荷待ち・荷役作業等時間の短縮では、具体的には、荷待ち・荷役作業等2時間超過のトラック台数を0台にするため、各社の好事例を共有する。また、パレット納品の拡大、先端技術活用などで、荷役作業時間の短縮を進める。
「改正物流効率化法」の施行に合わせた対応では、特定荷主に該当している場合、2026年5月に届出をおこない、あわせてCLOを選任する。また、中長期計画を策定して2026年10月頃には届出を行う。さらに、ドライDC・TC以外の対象施設であるチルドセンター、生鮮センター、冷凍センターの「荷待ち・荷役作業等時間」の集計を行う。
あわせて、「パレット納品の拡大」「共同配送、空きトラックの有効活用」「生鮮物流」「チルド物流」の4つの文科会活動の方針も示した。
パレット納品の拡大(担当企業:マルエツ・ライフ・原信・ナルス)では、パレット納品拡大に向けた課題ついてメーカー・卸・小売センターで改善策を協議する場を設ける。また、先端技術活用も含めた対応策を検討し、定量目標(荷待ち・荷役2時間以内)の達成に向けて取り組む。

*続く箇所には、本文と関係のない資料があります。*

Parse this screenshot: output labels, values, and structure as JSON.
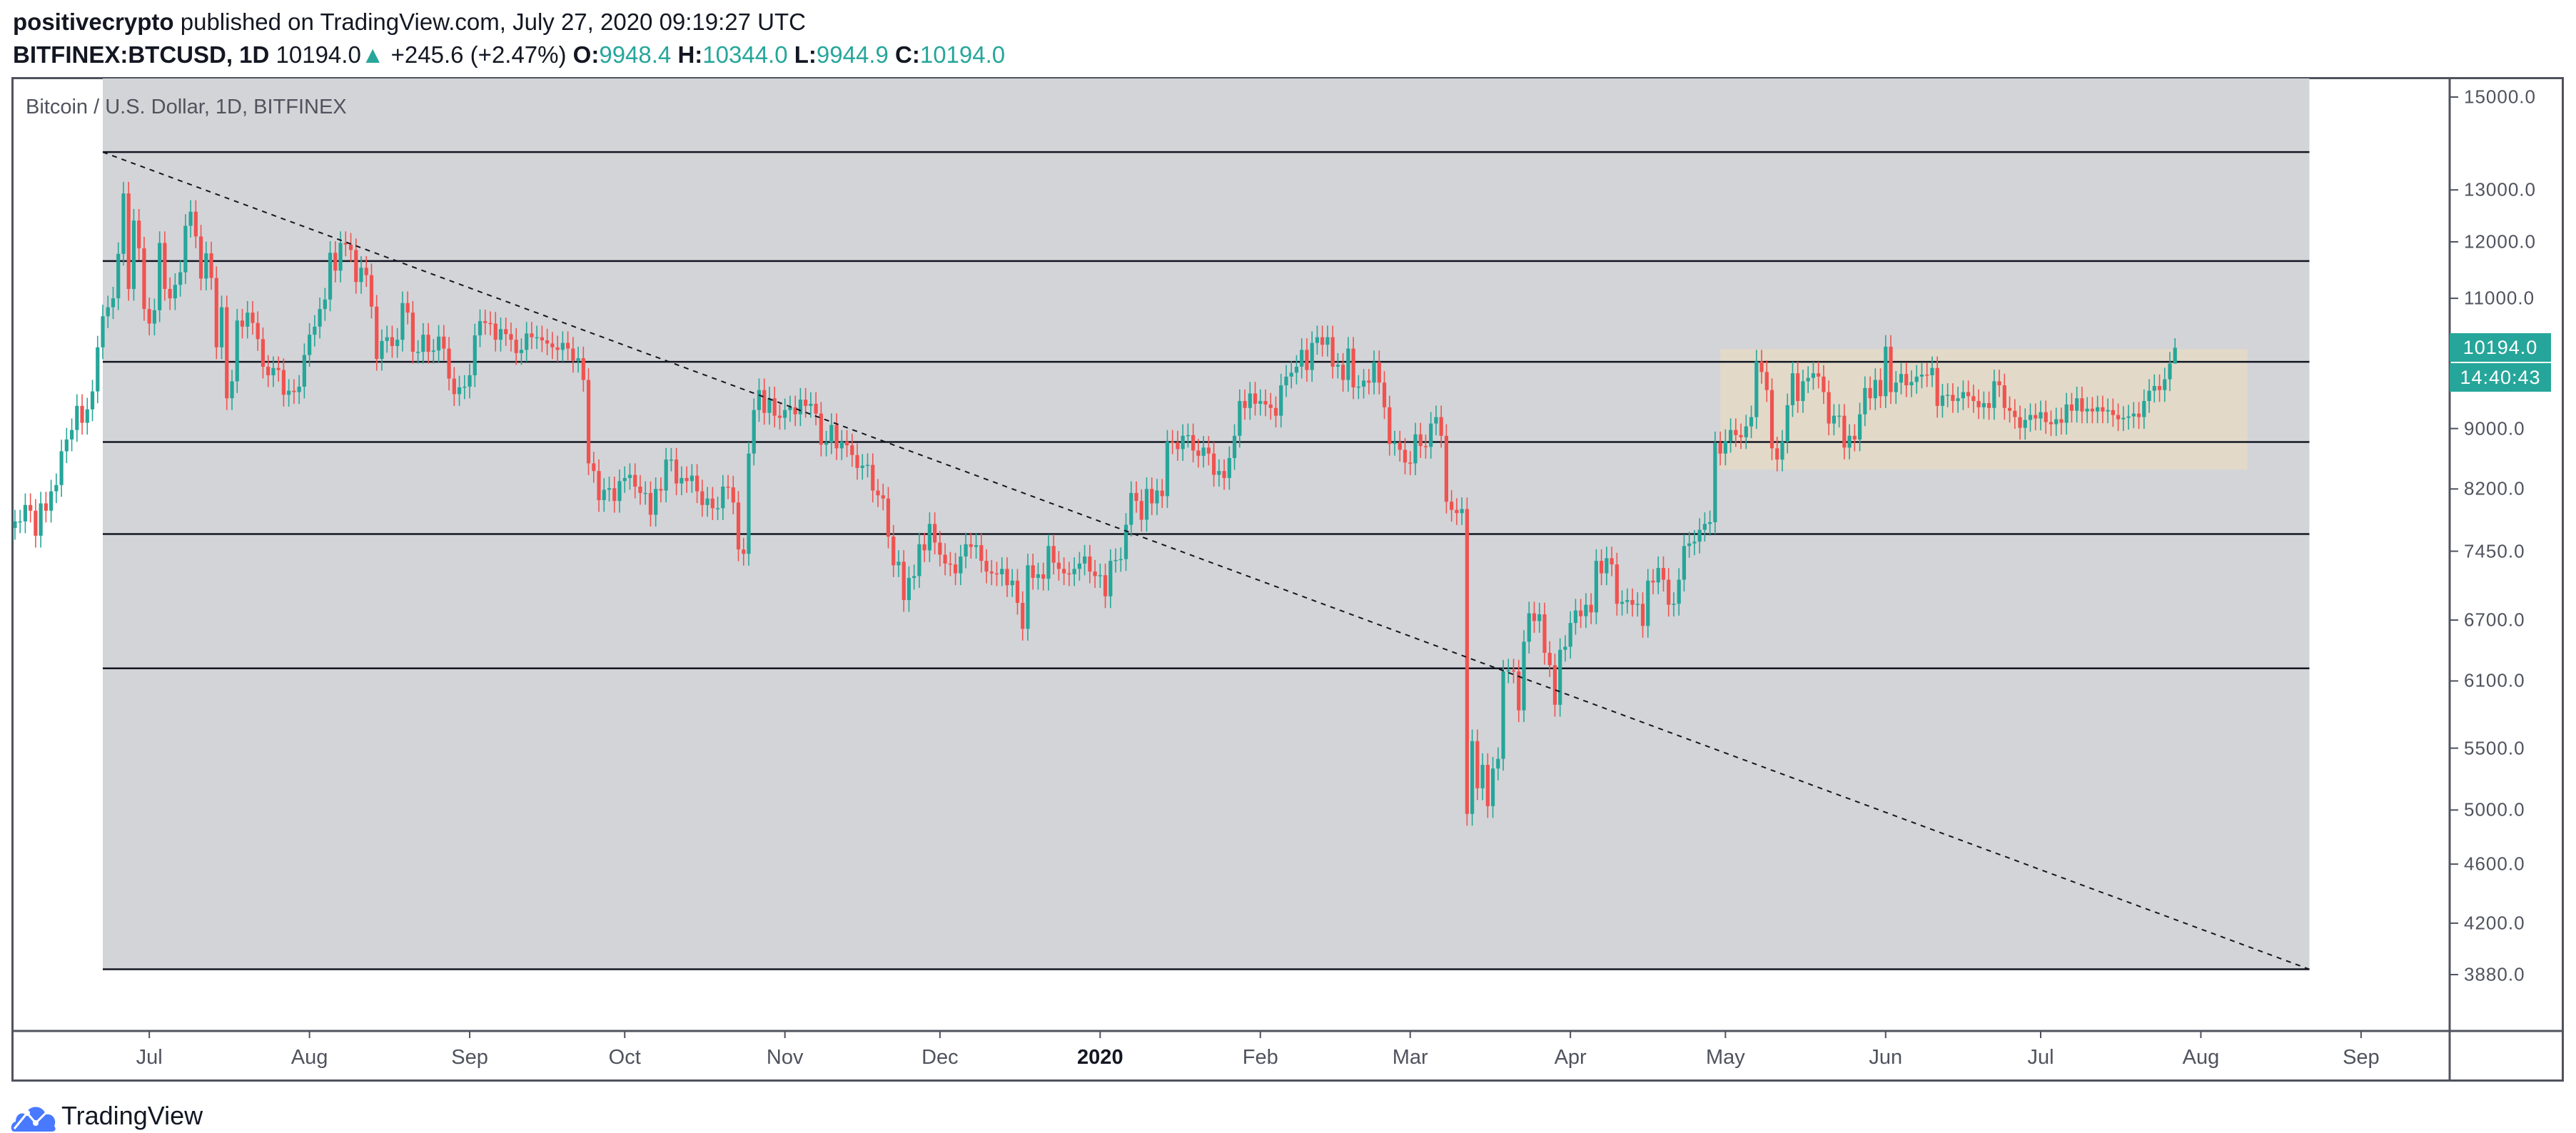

共同配送、空きトラックの有効活用(担当企業:カスミ・西友・ベイシア・ヤオコー)では、共同配送ネットワーク構築を目的とした、既存インフラの空き空間(トラック/物流センター)の活用を推進する。また、共同配送ネットワークに繋がる運送事業者同士の連携体制構築のサポートや共同配送ネットワークをサポートする情報システムの検討を行う。
生鮮物流(担当企業:サミット・東急ストア・イトーヨーカ堂)では、青果物流の効率化を目的とした基準策定。(リードタイム延長)のほか、水産の物流課題解決に向けた取り組みに着手する。

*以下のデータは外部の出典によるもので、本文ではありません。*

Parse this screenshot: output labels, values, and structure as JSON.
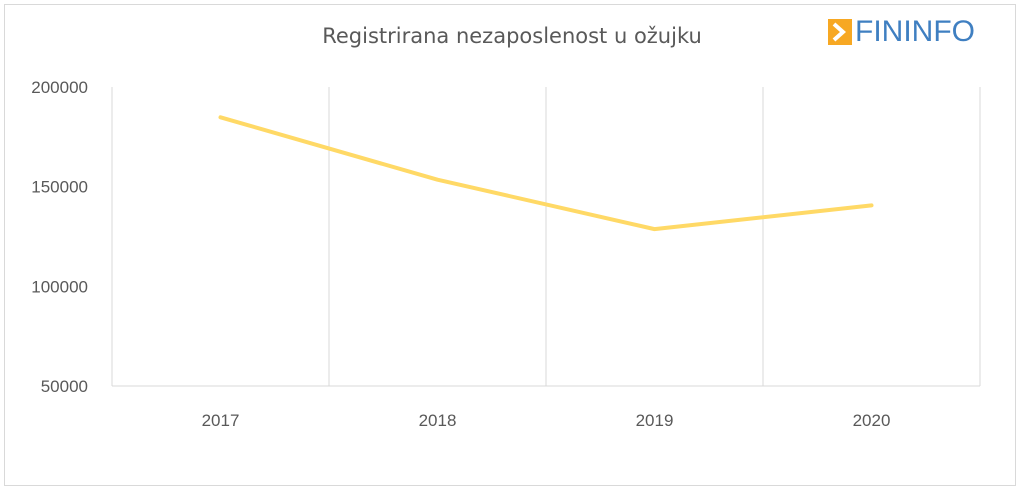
{
  "brand": {
    "name": "FININFO",
    "colors": {
      "text": "#3f7fc1",
      "arrow_box": "#f7a823"
    },
    "icon": "arrow-right-icon"
  },
  "chart_data": {
    "type": "line",
    "title": "Registrirana nezaposlenost u ožujku",
    "xlabel": "",
    "ylabel": "",
    "categories": [
      "2017",
      "2018",
      "2019",
      "2020"
    ],
    "series": [
      {
        "values": [
          184800,
          153500,
          128700,
          140600
        ],
        "color": "#ffd966"
      }
    ],
    "ylim": [
      50000,
      200000
    ],
    "yticks": [
      50000,
      100000,
      150000,
      200000
    ],
    "ytick_labels": [
      "50000",
      "100000",
      "150000",
      "200000"
    ],
    "grid": {
      "vertical": true,
      "horizontal": false
    },
    "legend": "none"
  }
}
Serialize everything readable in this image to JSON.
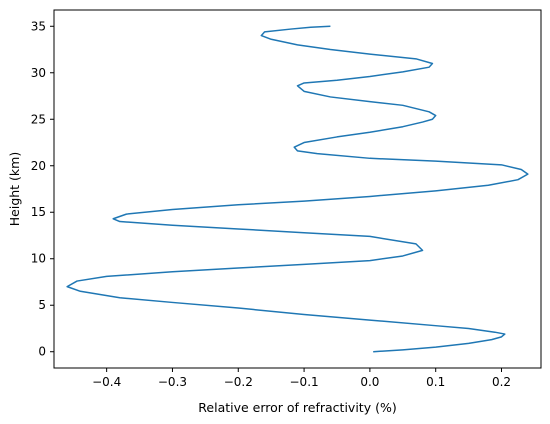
{
  "chart_data": {
    "type": "line",
    "xlabel": "Relative error of refractivity (%)",
    "ylabel": "Height (km)",
    "xlim": [
      -0.48,
      0.26
    ],
    "ylim": [
      -1.75,
      36.75
    ],
    "x_ticks": [
      -0.4,
      -0.3,
      -0.2,
      -0.1,
      0.0,
      0.1,
      0.2
    ],
    "x_tick_labels": [
      "−0.4",
      "−0.3",
      "−0.2",
      "−0.1",
      "0.0",
      "0.1",
      "0.2"
    ],
    "y_ticks": [
      0,
      5,
      10,
      15,
      20,
      25,
      30,
      35
    ],
    "y_tick_labels": [
      "0",
      "5",
      "10",
      "15",
      "20",
      "25",
      "30",
      "35"
    ],
    "grid": false,
    "colors": {
      "line": "#1f77b4",
      "axes": "#000000",
      "background": "#ffffff"
    },
    "series": [
      {
        "x": [
          0.005,
          0.05,
          0.1,
          0.15,
          0.185,
          0.2,
          0.205,
          0.19,
          0.15,
          0.1,
          0.0,
          -0.1,
          -0.2,
          -0.3,
          -0.38,
          -0.44,
          -0.46,
          -0.445,
          -0.4,
          -0.3,
          -0.2,
          -0.1,
          0.0,
          0.05,
          0.08,
          0.07,
          0.0,
          -0.1,
          -0.2,
          -0.3,
          -0.38,
          -0.39,
          -0.37,
          -0.3,
          -0.2,
          -0.1,
          0.0,
          0.1,
          0.18,
          0.225,
          0.24,
          0.23,
          0.2,
          0.1,
          0.0,
          -0.08,
          -0.11,
          -0.115,
          -0.1,
          -0.05,
          0.0,
          0.05,
          0.08,
          0.095,
          0.1,
          0.09,
          0.05,
          0.0,
          -0.06,
          -0.1,
          -0.11,
          -0.1,
          -0.05,
          0.0,
          0.05,
          0.09,
          0.095,
          0.07,
          0.0,
          -0.06,
          -0.11,
          -0.15,
          -0.165,
          -0.16,
          -0.12,
          -0.09,
          -0.06
        ],
        "y": [
          0.0,
          0.2,
          0.5,
          0.9,
          1.3,
          1.6,
          1.9,
          2.1,
          2.5,
          2.8,
          3.4,
          4.0,
          4.7,
          5.3,
          5.8,
          6.5,
          7.0,
          7.6,
          8.1,
          8.6,
          9.0,
          9.4,
          9.8,
          10.3,
          10.9,
          11.6,
          12.4,
          12.8,
          13.2,
          13.6,
          14.0,
          14.3,
          14.8,
          15.3,
          15.8,
          16.2,
          16.7,
          17.3,
          17.9,
          18.5,
          19.1,
          19.6,
          20.1,
          20.5,
          20.8,
          21.3,
          21.6,
          22.0,
          22.5,
          23.1,
          23.6,
          24.2,
          24.7,
          25.0,
          25.4,
          25.8,
          26.5,
          26.9,
          27.4,
          28.0,
          28.6,
          28.9,
          29.2,
          29.6,
          30.1,
          30.6,
          31.0,
          31.5,
          32.0,
          32.5,
          33.0,
          33.6,
          34.0,
          34.4,
          34.7,
          34.9,
          35.0
        ]
      }
    ]
  }
}
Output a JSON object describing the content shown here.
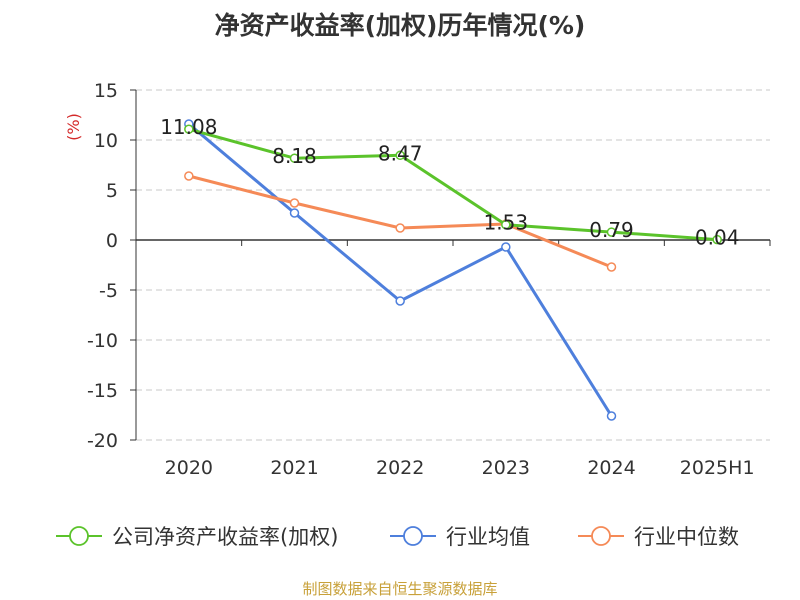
{
  "title": "净资产收益率(加权)历年情况(%)",
  "source": "制图数据来自恒生聚源数据库",
  "colors": {
    "company": "#5bc32b",
    "industry_avg": "#4e7fdc",
    "industry_median": "#f58a57",
    "grid": "#c8c8c8",
    "axis": "#333333",
    "unit": "#d42a2a",
    "source": "#c8a13a"
  },
  "chart_data": {
    "type": "line",
    "title": "净资产收益率(加权)历年情况(%)",
    "ylabel": "(%)",
    "ylim": [
      -20,
      15
    ],
    "yticks": [
      15,
      10,
      5,
      0,
      -5,
      -10,
      -15,
      -20
    ],
    "categories": [
      "2020",
      "2021",
      "2022",
      "2023",
      "2024",
      "2025H1"
    ],
    "grid": true,
    "legend_position": "bottom",
    "series": [
      {
        "name": "公司净资产收益率(加权)",
        "key": "company",
        "values": [
          11.08,
          8.18,
          8.47,
          1.53,
          0.79,
          0.04
        ],
        "labels": [
          "11.08",
          "8.18",
          "8.47",
          "1.53",
          "0.79",
          "0.04"
        ]
      },
      {
        "name": "行业均值",
        "key": "industry_avg",
        "values": [
          11.6,
          2.7,
          -6.1,
          -0.7,
          -17.6,
          null
        ]
      },
      {
        "name": "行业中位数",
        "key": "industry_median",
        "values": [
          6.4,
          3.7,
          1.2,
          1.6,
          -2.7,
          null
        ]
      }
    ]
  }
}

チルド物流(担当企業:いなげや・エコスグループ・京成ストア・ウオロク・とりせん・サミット)では、重要課題については分科会制度を採用して取り組みを深耕する。「荷役作業削減に向けた付帯作業定義」の分科会、積載率改善に向けた納品条件の見直し」の分科会を設置。3カ月毎に「全体会」を開催し、各分科会の進捗報告、その他の課題について協議する。
そのほか、関西SM物流研究会に参加するオークワ・平和堂・万代・ライフコーポレーション・マルアイ・さとうでは、パレタイズ納品の拡大によるトラック滞在2時間超の削減、空きトラックを有効活用した共同配送、ASNを活用した検品レスの研究と取り組みを推進する。

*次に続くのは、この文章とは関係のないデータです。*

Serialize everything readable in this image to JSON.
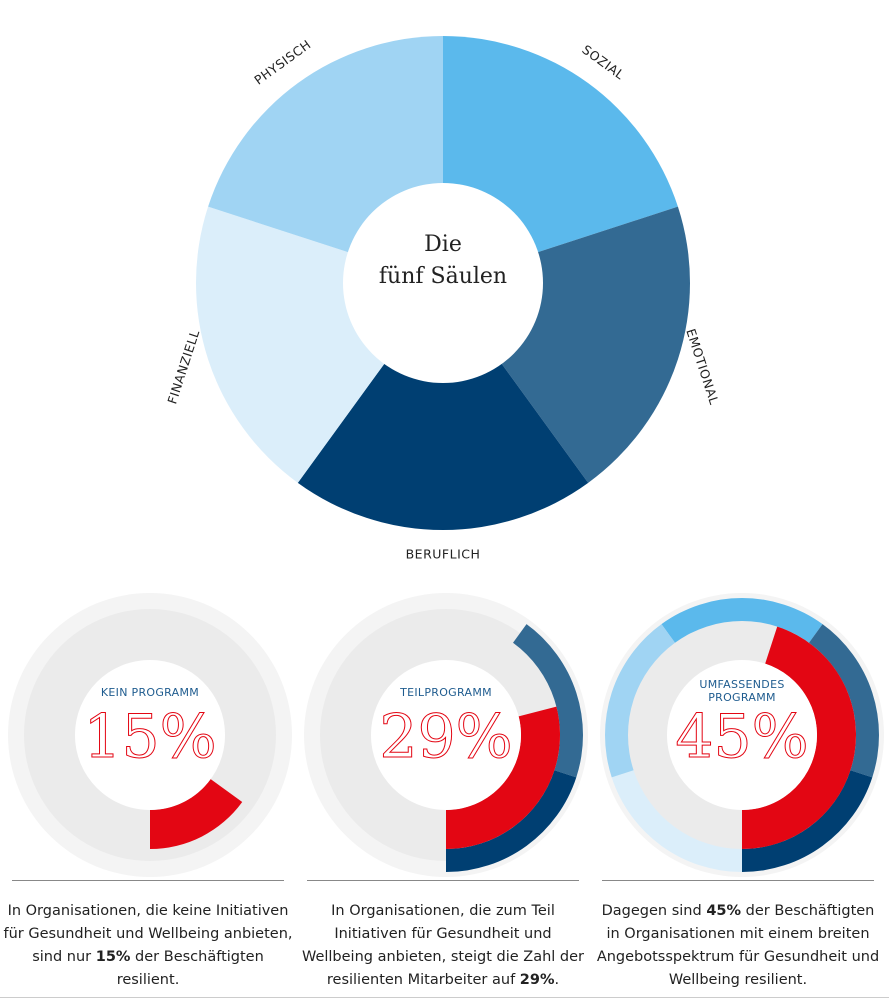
{
  "chart_data": [
    {
      "type": "pie",
      "title_lines": [
        "Die",
        "fünf Säulen"
      ],
      "categories": [
        "SOZIAL",
        "EMOTIONAL",
        "BERUFLICH",
        "FINANZIELL",
        "PHYSISCH"
      ],
      "values": [
        20,
        20,
        20,
        20,
        20
      ],
      "colors": [
        "#5bb9ec",
        "#336a93",
        "#003f72",
        "#dbeefa",
        "#a0d4f3"
      ]
    },
    {
      "type": "gauge",
      "label": "KEIN PROGRAMM",
      "value": 15,
      "value_label": "15%",
      "color": "#e30613",
      "ring_colors": [
        null,
        null,
        null,
        null,
        null
      ]
    },
    {
      "type": "gauge",
      "label": "TEILPROGRAMM",
      "value": 29,
      "value_label": "29%",
      "color": "#e30613",
      "ring_colors": [
        null,
        "#336a93",
        "#003f72",
        null,
        null
      ]
    },
    {
      "type": "gauge",
      "label": "UMFASSENDES PROGRAMM",
      "value": 45,
      "value_label": "45%",
      "color": "#e30613",
      "ring_colors": [
        "#5bb9ec",
        "#336a93",
        "#003f72",
        "#dbeefa",
        "#a0d4f3"
      ]
    }
  ],
  "captions": [
    [
      "In Organisationen, die keine Initiativen für Gesundheit und Wellbeing anbieten, sind nur ",
      "15%",
      " der Beschäftigten resilient."
    ],
    [
      "In Organisationen, die zum Teil Initiativen für Gesundheit und Wellbeing anbieten, steigt die Zahl der resilienten Mitarbeiter auf ",
      "29%",
      "."
    ],
    [
      "Dagegen sind ",
      "45%",
      " der Beschäftigten in Organisationen mit einem breiten Angebotsspektrum für Gesundheit und Wellbeing resilient."
    ]
  ]
}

※ASNとは、Advanced Shipping Noticeの略であり、事前出荷情報を指している。ASNには 納品日、納品数量、発注番号、商品コードなどの情報が含まれており、メーカーやベンダーが事前に、ASNデータを納品先へ連携しておくことで、納品先の物流センターは納品前に納品される商品の情報や物量を把握することができる。また、物流センター納品時にはラベルをスキャンするだけで検品レスにて入荷格納を行うことができる。
SM物流研究会の座長を務めるライフコーポレーション執行役員の渋谷剛首都圏PC・物流本部本部長は、「2026年度の活動方針は、2025年度の方針とほぼ同じだ。大きく変える必要もなく、2025年度の積み残しもある。荷待ち・荷役作業の短縮、4月から施行される改正物流効率化法の対応をしっかりする。2つ目は、首都圏SM物流研究会では、4つの文科会の活動をしており、この活動を推進する。3つ目は、関西のSM物流研究会においても取り組みを推進する。この3つの柱で取り組みを進める」と概要を説明した。
SM物流研究会の参加企業は、サミット、マルエツ、ヤオコー、ライフコーポレーション、西友、カスミ、いなげや、原信、ナルス、東急ストア、平和堂、エコス、たいらや、マスダ、与野フードセンター、イトーヨーカ堂、ベイシア、万代、オークワ、マルアイ、京成ストア、ウオロク、とりせん、さとうの24社。参加企業の合計売上高は約6兆5000億円。